The Stoa, on the east side of the Ancient Agora, was the gift of Attalos II, King of Pergamon, as a fragmentary inscription on the epistyle of its lower colonnade shows: «King Attalos, son of Attalos and of Queen Apollonis». The stoa is identified as a gift to the city of Athens for the education that Attalos received there. A dedicatory inscription on the architrave is engraved as built by Attalos II ruler of Pergamon from 159 BC to 138 BC.
The building is 120 m wide and 20 m deep and had two floors with a second series of columns on the interior and 21 shops at the back of both floors. On the ground floor the exterior colonnade was Doric and the interior Ionic, without fluting. On the upper floor the exterior colonnade was Ionic, and the interior had capitals of a Pergamene type.
The building is similar in its basic design to the Stoa that Attalos’ brother, and predecessor as king, Eumenes II had erected on the south slope of the Acropolis next to the theatre of Dionysus. The main difference is that Attalos’ stoa had a row of rooms at the rear on the ground floor that have been interpreted as shops.

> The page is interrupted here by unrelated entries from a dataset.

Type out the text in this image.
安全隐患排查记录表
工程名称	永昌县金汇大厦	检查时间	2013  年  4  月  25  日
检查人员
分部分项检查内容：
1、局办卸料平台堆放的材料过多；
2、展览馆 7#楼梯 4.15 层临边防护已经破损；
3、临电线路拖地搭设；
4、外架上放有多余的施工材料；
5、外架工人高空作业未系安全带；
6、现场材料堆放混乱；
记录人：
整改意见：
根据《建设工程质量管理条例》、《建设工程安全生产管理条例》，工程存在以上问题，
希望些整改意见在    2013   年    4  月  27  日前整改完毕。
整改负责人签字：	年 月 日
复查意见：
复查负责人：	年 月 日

The Stoa of Attalos was a place for Athenians to meet, walk, and to do business. It was destroyed by the Heruli in A.D. 267, and its members were incorporated into the Late Roman Wall. The ruins became part of a fortification wall, which made it easily seen in modern times. In the 1950s, the Stoa of Attalos was fully reconstructed and the Ancient Agora Museum was created by the American School of Classical Studies at Athens, with funding donated by the Rockefeller family.
The Stoa of Attalos houses the Museum of the Ancient Agora. Its exhibits are mostly connected with the Athenian democracy. The collection of the museum includes clay, bronze and glass objects, sculptures, coins and inscriptions from the 7th to the 5th century BC, as well as pottery of the Byzantine period and the Turkish conquest.